Show HN: A Set object implementation in JavaScript - gkatsev
https://github.com/gkatsev/set.js
I created this because I could not find any actual set object implementations in JavaScript that included functions such as union and intersect. Also, I wanted to learn a bit more about creating node modules.
It can be used in the browser, as well, by removing the last line in the set.js file. I will make it so it works in either without any effort later on.<p>Let me know what you think.
======
tiffanys110
The Louis Vuitton Cruiser Bag is one of
<http://www.cheaplevisonline.com/levis-uk.html> Louis's solutions for that
needs for stylish, however practical, 'luggage bags.' Other luggage bags from
Louis Vuitton consist of the likes using the Deauville Bag, the Carryall Louis
Vuitton Bag, the 'trolley' recognized as Pegase sixty as well as the 'Keepall
55' Bag. Now I can count properly greater than 6 'luggage' bags which i have
gotten to create utilization of greater compared to last handful of years. But
of all these 'luggage' bags which have arrive into my use, I should confess
that it could possibly be the Cruiser Bag which i have arrive to most
enchanted with - and also this for excellent reason.

The original problem you <http://www.cheaplevisonline.com/levis.html> finding
your do it yourself getting be aware of, whenever you arrive throughout Louis
Vuitton Cruiser Bag for that original time, is its one of a kind design: which
produces it appear like something in between a box (with 4 clear-cut corners)
as well as a bag (with a handle, a zip and all that).

The Vuitton Bag can be an <http://www.cheaplevisonline.com/boys.html>
unapologetically large bag. In conditions of length, it is some 18 inches,
with its height getting some twelve inches and its width getting 10 inches;
relatively a tremendous handbag by any standards. The space set up by all this
certainly a terrific offer greater compared to standard traveler could
actually locate use for.

Besides one of a kind design, an <http://www.cheaplevisonline.com/levis-
sale.html> additional problem for which the Louis Vuitton Cruiser Bag is
notable is its elegance; generally many thanks for that colours employed on
it. These, generally dim brown (with lotion cross forming squares all greater
compared to bag) are neither as well loud nor as well quiet: just the right
mixture to create a really feel of elegance.

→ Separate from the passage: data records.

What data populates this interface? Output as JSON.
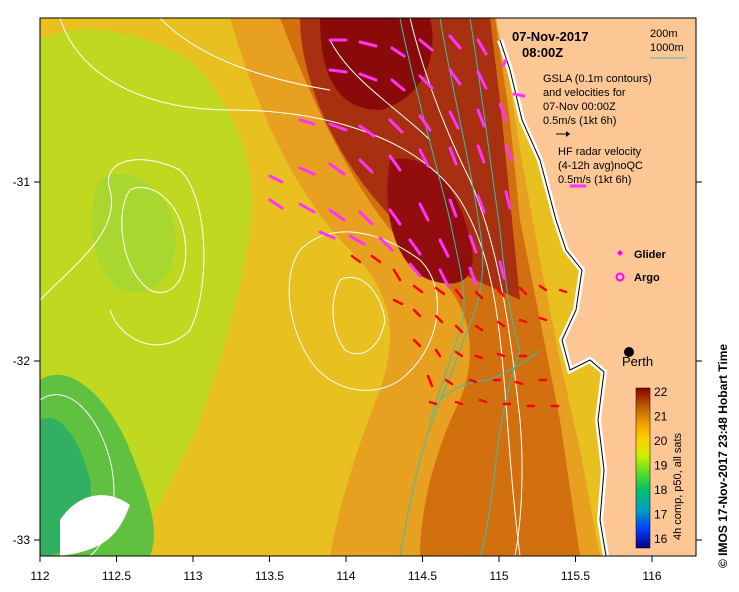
{
  "title": {
    "date": "07-Nov-2017",
    "time": "08:00Z"
  },
  "scale_legend": {
    "depth_200": "200m",
    "depth_1000": "1000m",
    "color_1000": "#2fc3b4"
  },
  "gsla_note": {
    "line1": "GSLA (0.1m contours)",
    "line2": "and velocities for",
    "line3": "07-Nov 00:00Z",
    "line4": "0.5m/s (1kt 6h)"
  },
  "radar_note": {
    "line1": "HF radar velocity",
    "line2": "(4-12h avg)noQC",
    "line3": "0.5m/s (1kt 6h)"
  },
  "markers": {
    "glider": "Glider",
    "argo": "Argo",
    "city": "Perth"
  },
  "axes": {
    "x_ticks": [
      "112",
      "112.5",
      "113",
      "113.5",
      "114",
      "114.5",
      "115",
      "115.5",
      "116"
    ],
    "y_ticks": [
      "-31",
      "-32",
      "-33"
    ]
  },
  "colorbar": {
    "ticks": [
      "22",
      "21",
      "20",
      "19",
      "18",
      "17",
      "16"
    ],
    "label": "4h comp, p50, all sats"
  },
  "credit": "© IMOS 17-Nov-2017 23:48 Hobart Time",
  "colors": {
    "land": "#fdc795",
    "glider": "#ff00ff",
    "argo": "#ff00ff",
    "gsla_vector": "#ff33ff",
    "radar_vector": "#ff0000",
    "contour": "#ffffff"
  },
  "chart_data": {
    "type": "heatmap",
    "xlabel": "",
    "ylabel": "",
    "xlim": [
      112,
      116.3
    ],
    "ylim": [
      -33.1,
      -30.1
    ],
    "colorbar_range": [
      15.7,
      22
    ],
    "perth": {
      "lon": 115.86,
      "lat": -31.95
    }
  }
}
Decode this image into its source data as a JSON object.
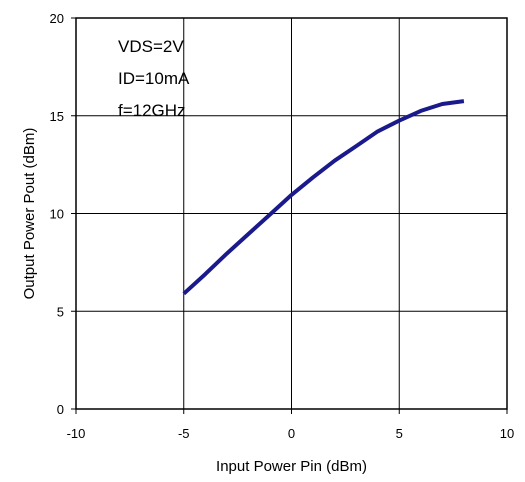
{
  "chart_data": {
    "type": "line",
    "title": "",
    "xlabel": "Input Power  Pin (dBm)",
    "ylabel": "Output Power  Pout (dBm)",
    "xlim": [
      -10,
      10
    ],
    "ylim": [
      0,
      20
    ],
    "xticks": [
      -10,
      -5,
      0,
      5,
      10
    ],
    "yticks": [
      0,
      5,
      10,
      15,
      20
    ],
    "grid": true,
    "annotations": [
      "VDS=2V",
      "ID=10mA",
      "f=12GHz"
    ],
    "series": [
      {
        "color": "#1a1a8c",
        "x": [
          -5,
          -4,
          -3,
          -2,
          -1,
          0,
          1,
          2,
          3,
          4,
          5,
          6,
          7,
          8
        ],
        "y": [
          5.9,
          6.9,
          7.95,
          8.95,
          9.95,
          10.95,
          11.85,
          12.7,
          13.45,
          14.2,
          14.75,
          15.25,
          15.6,
          15.75
        ]
      }
    ]
  }
}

Inside the Louis Cruiser Bag, one finds an
<http://www.cheaplevisonline.com/buy-levis.html> available compartment; to be
sure that you simply don't should fold your luggage to possess it fixture in
to the bag. this really is in simple fact a tremendous advantage, for there
are actually complaints from particular quarters the fact that 'too a terrific
offer compartmentalizing' that makers of traveling bags do within their
options on the frequent time frame ends up getting a disadvantage for that
customers using the bag; especially when there are bigger pieces of luggage
for getting fitted in.

The hardware on Louis Bag is golden, but notably, this could possibly be the
sort of hardware that doesn't appear to get rid of its sheen using the passage
of time; something different grownup men and ladies have continually
complained of concerning bag hardware. Incidentally, the hardware we are
looking at right here consists of a double zipper, that is what Louis Vuitton
provides the customers of Vuitton Cruiser Bag with getting a closure
mechanism, alongside a buckle mechanism.

Due to its one of a kind shape, Vuitton Cruiser Bag could possibly be the sort
using the bag that you simply undoubtedly are a terrific offer better away
carrying in your hand (rather than hanging in your shoulders). to create for
fast hand-carriage, Louis Vuitton companies the customers using the Louis-
Vuitton Cruiser Bag owning a rounded leather-based handle; that is equally
powerful and friendly for that 'carrier's' hands.